November 19, 2008

it is about faith communities

There is an inherent plurality to the gospel lesson for this Sunday that I think is often missed when read through the lens of American Christianity. All the nations - not everybody - are brought before the King of kings, and the righteous - not the good people - respond to the praises offered by the King of kings.

It is impossible for any one person to be able to feed the hungry, quench the thirsty, welcome the stranger, clothe the naked, care for the sick, and visit the imprisoned. It is the job of the faith community to recognize the gifts of its members and give permission to the cooks to feed, the well-drillers to quench, the hospitable to welcome, the giver to clothe, the compassionate to care, and the courageous to visit.

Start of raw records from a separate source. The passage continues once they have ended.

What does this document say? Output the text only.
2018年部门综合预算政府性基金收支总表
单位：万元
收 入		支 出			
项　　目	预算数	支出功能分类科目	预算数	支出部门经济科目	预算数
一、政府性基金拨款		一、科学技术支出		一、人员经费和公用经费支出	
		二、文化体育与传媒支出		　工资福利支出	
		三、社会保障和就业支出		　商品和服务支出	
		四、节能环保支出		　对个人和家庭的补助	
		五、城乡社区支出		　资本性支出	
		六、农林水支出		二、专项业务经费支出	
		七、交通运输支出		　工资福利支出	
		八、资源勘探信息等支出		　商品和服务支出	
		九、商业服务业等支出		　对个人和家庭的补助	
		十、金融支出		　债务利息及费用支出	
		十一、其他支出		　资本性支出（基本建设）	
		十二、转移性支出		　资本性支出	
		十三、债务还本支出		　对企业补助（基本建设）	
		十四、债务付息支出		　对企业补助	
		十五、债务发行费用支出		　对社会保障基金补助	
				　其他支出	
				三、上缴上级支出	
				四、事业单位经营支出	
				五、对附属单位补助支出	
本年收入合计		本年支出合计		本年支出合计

And even that, I think, is too narrow. Because it doesn't mention that faith communities were gathered, but the righteous, or as we might say the Church - catholic - universal. Some communities will be better equipped to feed while others are strategically placed to visit. But above all, the Church universal, is called to do all these things, even to the least.


Scott Petersen said...

What is a good protestant like yourself mentioning the catholic nature of our church. Me thinks me hears a closet ecumenist in me midst!

spankey said...

Just to be clear, Scott, I did not mention the catholic nature of "our church" but "the Church." Our church is a small (and growing smaller) portion of that catholicity, but in and of itself lacks much, just as every other denomination, baptist association, and independent church lacks much.